Environment variables

  • GGML_HEXAGON_NDEV=1 Controls the number of devices/sessions to allocate. The default is 1. Most quantized models under 4B fit into a single session; an 8B model needs two, and a 20B model needs four.

  • GGML_HEXAGON_NHVX=0 Controls the number of HVX hardware threads to use. The default is all (actual number varies depending on the hardware version).

  • GGML_HEXAGON_HOSTBUF=1 Controls whether the Hexagon backend allocates host buffers. By default, all buffers except for REPACK are host buffers. This option is required for testing Ops that require REPACK buffers (MUL_MAT and MUL_MAT_ID).

  • GGML_HEXAGON_EXPERIMENTAL=1 Controls whether the Hexagon backend enables experimental features.

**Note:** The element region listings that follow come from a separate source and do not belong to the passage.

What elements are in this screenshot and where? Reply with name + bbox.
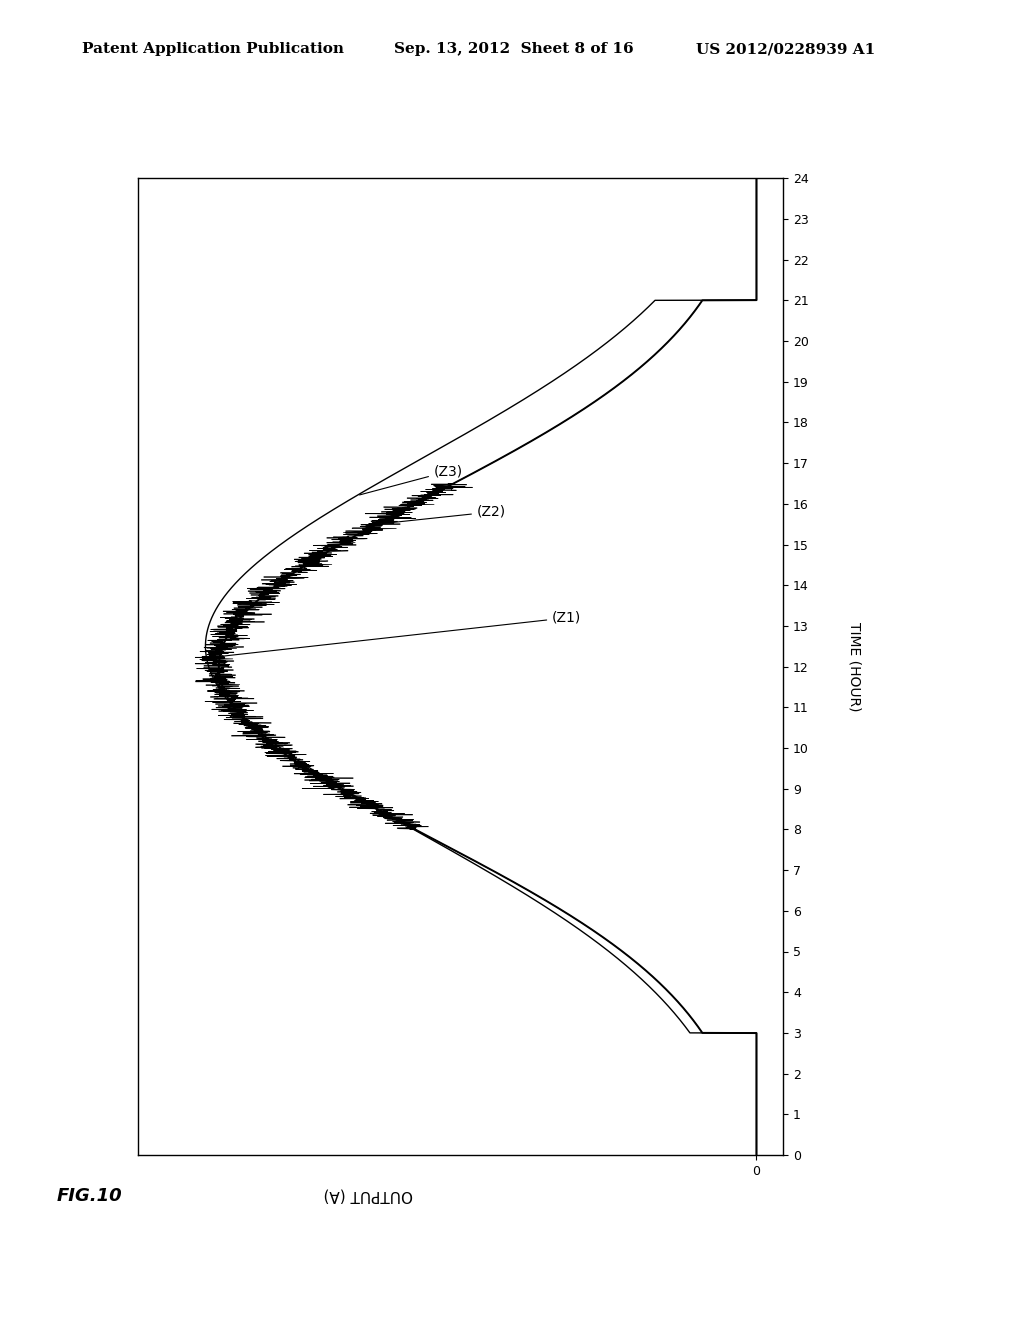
Text: (Z2): (Z2) [380, 506, 506, 524]
Text: FIG.10: FIG.10 [56, 1187, 122, 1205]
Text: (Z1): (Z1) [205, 611, 582, 659]
Text: Patent Application Publication: Patent Application Publication [82, 42, 344, 57]
Text: (Z3): (Z3) [359, 465, 463, 495]
Text: US 2012/0228939 A1: US 2012/0228939 A1 [696, 42, 876, 57]
Text: Sep. 13, 2012  Sheet 8 of 16: Sep. 13, 2012 Sheet 8 of 16 [394, 42, 634, 57]
Y-axis label: TIME (HOUR): TIME (HOUR) [848, 622, 862, 711]
Text: OUTPUT (A): OUTPUT (A) [324, 1187, 414, 1203]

This option is required for enabling/testing experimental Ops (FLASH_ATTN_EXT).

  • GGML_HEXAGON_VERBOSE=1 Enables verbose logging of Ops from the backend. Example output:

    ggml-hex: HTP0 graph-compute n_nodes 2
    ggml-hex: HTP0 matmul : blk.27.ffn_up.weight x ffn_norm-27 -> ffn_up-27 : 3072:8192 x 3072:1 -> 8192:1 : q4_0 x f32 -> f32 : HTP0 x HTP0 -> HTP0 : flags 0x1
    ggml-hex: HTP0 matmul : blk.27.ffn_gate.weight x ffn_norm-27 -> ffn_gate-27 : 3072:8192 x 3072:1 -> 8192:1 : q4_0 x f32 -> f32 : HTP0 x HTP0 -> HTP0 : flags 0x3
    ggml-hex: HTP0 graph-compute n_nodes 1
    ggml-hex: HTP0 matmul : blk.27.ffn_down.weight x ffn_gate_par-27 -> ffn_out-27 : 8192:3072 x 8192:1 -> 3072:1 : q4_0 x f32 -> f32 : HTP0 x HTP0 -> HTP0 : flags 0x0
    ggml-hex: HTP0 get-tensor result_output : data 0x7592487000 offset 0 size 513024
    
  • GGML_HEXAGON_PROFILE=1 Generates a host-side profile for the ggml-hexagon Ops.

  • GGML_HEXAGON_OPMASK=0x0 Allows enabling specific stages of the processing pipeline:

    • 0x1 Enable Op Queue (i.e., queuing Ops into NPU)
    • 0x2 Enable Dynamic Quantizer (if needed for the Op)
    • 0x4 Enable Op Compute (MUL_MAT, etc.)

    Examples:

    `GGML_HEXAGON_OPMASK=0x1 llama-completion ...` - Ops are enqueued but NPU-side processing is stubbed out
    `GGML_HEXAGON_OPMASK=0x3 llama-completion ...` - NPU performs dynamic quantization and skips the rest
    `GGML_HEXAGON_OPMASK=0x7 llama-completion ...` - Full queuing and processing of Ops (default)